The chatbot is also on the look-out for words and phrases that indicate cases where safeguarding is an issue or threats have been made – particularly relevant in online domestic abuse cases. Here, The Cyber Helpline has partnered with domestic abuse charities to figure out the measures it should take to help potentially vulnerable targets, as such cases are typically progressed more quickly to the human helpline.

As Innes explains, if all lines of communication are shut down, a perpetrator may resort to turning up at their victim’s home or workplace, so it often makes sense to keep at least one line open, which can also help to build evidence against them.

This aspect of the Cyber Helpline’s work looks certain to grow, especially in light of recent warnings from Scotland Yard that Internet-connected smart home gadgets are increasingly opening the door to stalking and abuse of occupants.
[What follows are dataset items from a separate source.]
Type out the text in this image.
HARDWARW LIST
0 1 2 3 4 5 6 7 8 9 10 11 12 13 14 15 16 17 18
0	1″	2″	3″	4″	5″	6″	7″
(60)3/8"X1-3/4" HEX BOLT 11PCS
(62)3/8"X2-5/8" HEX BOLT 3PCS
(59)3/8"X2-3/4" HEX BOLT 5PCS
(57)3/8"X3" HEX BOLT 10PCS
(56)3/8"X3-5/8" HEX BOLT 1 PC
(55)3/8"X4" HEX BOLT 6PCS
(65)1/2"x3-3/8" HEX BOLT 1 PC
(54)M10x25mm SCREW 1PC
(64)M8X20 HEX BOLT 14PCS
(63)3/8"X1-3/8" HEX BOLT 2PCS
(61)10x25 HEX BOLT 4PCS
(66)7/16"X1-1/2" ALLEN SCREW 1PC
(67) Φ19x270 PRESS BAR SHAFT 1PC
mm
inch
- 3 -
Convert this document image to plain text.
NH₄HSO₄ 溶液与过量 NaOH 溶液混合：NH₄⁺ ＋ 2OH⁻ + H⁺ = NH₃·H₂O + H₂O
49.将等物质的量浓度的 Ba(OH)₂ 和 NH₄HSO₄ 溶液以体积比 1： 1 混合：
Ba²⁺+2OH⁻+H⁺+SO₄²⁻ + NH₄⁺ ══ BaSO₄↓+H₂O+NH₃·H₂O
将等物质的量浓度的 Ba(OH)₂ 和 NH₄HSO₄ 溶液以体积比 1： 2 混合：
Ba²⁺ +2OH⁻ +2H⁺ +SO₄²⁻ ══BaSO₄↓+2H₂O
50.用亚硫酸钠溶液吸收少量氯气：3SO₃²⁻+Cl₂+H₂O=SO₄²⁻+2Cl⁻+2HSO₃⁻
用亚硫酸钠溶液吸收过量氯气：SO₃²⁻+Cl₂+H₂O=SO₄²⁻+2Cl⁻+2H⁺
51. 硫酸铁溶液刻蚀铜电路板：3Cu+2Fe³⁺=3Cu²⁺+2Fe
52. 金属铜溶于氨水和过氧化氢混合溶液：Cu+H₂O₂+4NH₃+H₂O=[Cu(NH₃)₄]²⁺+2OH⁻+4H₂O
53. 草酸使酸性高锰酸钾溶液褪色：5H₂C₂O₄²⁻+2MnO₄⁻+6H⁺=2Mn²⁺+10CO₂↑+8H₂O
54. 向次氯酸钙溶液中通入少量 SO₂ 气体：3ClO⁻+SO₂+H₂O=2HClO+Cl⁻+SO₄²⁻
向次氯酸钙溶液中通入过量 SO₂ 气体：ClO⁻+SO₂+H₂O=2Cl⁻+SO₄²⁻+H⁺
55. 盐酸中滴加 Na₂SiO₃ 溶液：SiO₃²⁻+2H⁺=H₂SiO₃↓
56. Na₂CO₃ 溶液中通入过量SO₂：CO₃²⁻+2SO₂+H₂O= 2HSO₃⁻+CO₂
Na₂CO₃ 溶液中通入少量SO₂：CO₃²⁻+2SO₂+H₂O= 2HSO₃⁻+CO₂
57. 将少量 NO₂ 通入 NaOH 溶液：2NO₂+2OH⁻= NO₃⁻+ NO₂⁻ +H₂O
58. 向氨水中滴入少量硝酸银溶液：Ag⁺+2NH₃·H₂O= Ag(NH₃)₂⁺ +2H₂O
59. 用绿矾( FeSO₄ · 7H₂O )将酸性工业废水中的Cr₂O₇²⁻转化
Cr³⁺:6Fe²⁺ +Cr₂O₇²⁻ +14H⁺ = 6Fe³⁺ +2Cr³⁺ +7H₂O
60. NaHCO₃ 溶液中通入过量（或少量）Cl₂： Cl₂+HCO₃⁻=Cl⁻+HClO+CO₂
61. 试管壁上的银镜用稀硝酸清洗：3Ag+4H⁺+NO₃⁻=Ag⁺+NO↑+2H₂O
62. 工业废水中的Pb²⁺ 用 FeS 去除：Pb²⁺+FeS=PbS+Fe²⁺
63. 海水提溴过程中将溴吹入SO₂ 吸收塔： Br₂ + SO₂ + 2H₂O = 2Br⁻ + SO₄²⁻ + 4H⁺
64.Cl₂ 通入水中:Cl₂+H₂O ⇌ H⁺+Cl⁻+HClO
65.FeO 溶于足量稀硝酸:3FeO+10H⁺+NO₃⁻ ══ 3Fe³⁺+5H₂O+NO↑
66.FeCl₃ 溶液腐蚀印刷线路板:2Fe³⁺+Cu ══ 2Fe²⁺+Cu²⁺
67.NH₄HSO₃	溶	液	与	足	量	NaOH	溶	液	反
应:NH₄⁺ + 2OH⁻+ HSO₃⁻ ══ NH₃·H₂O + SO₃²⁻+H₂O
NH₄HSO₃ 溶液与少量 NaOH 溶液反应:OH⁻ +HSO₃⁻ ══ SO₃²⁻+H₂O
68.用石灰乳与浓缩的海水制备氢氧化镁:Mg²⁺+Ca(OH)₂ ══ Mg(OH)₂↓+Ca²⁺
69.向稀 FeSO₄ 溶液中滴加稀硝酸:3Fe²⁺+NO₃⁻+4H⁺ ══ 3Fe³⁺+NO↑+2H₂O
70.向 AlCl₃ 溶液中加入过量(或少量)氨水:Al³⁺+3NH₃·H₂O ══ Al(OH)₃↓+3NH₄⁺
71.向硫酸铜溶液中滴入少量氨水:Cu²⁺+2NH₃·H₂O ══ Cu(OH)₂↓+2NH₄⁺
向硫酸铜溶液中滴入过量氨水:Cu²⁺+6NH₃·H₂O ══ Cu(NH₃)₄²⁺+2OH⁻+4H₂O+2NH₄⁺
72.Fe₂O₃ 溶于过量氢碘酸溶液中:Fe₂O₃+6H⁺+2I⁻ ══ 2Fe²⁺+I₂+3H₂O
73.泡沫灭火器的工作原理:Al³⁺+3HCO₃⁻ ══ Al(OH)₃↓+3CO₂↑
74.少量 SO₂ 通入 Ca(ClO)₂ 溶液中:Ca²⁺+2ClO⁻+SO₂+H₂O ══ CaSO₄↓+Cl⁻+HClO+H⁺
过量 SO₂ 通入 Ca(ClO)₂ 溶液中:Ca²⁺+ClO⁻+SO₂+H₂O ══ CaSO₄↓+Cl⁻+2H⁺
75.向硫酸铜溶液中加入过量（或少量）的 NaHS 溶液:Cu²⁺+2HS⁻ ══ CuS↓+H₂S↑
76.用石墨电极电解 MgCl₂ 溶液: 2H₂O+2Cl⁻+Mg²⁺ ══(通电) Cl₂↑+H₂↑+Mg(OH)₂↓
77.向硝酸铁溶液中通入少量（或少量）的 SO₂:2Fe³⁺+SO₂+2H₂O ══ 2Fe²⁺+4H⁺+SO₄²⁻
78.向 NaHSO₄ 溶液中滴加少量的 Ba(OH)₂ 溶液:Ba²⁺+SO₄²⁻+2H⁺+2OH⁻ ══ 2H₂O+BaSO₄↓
In May 2018, for example, Ross Cairns, director of a home electronics installation company in Hale, Manchester, was convicted of stalking his estranged wife by hacking into their home security system to listen to her conversations, as well as her Facebook account and her profile on online dating site, Bumble.

Today, The Cyber Helpline is reliant on funding from its directors and donations from users to keep going, but it’s exploring other options, including private corporate sponsorship or the provision of paid services to police forces. And work to train the chatbot continues, with Greenshoot Labs assisting Innes and his team in matching new attack descriptions to attacks, so that categorization and interpretation of cases improves over time. Says Innes:

For now, I’m pleased that we’ve managed to get the methodology right, for something that nobody else has provided before, in terms of being able to solve the more straightforward cases quickly and efficiently using the chatbot, leaving our volunteers free to apply their expertise to the tougher, more involved cases.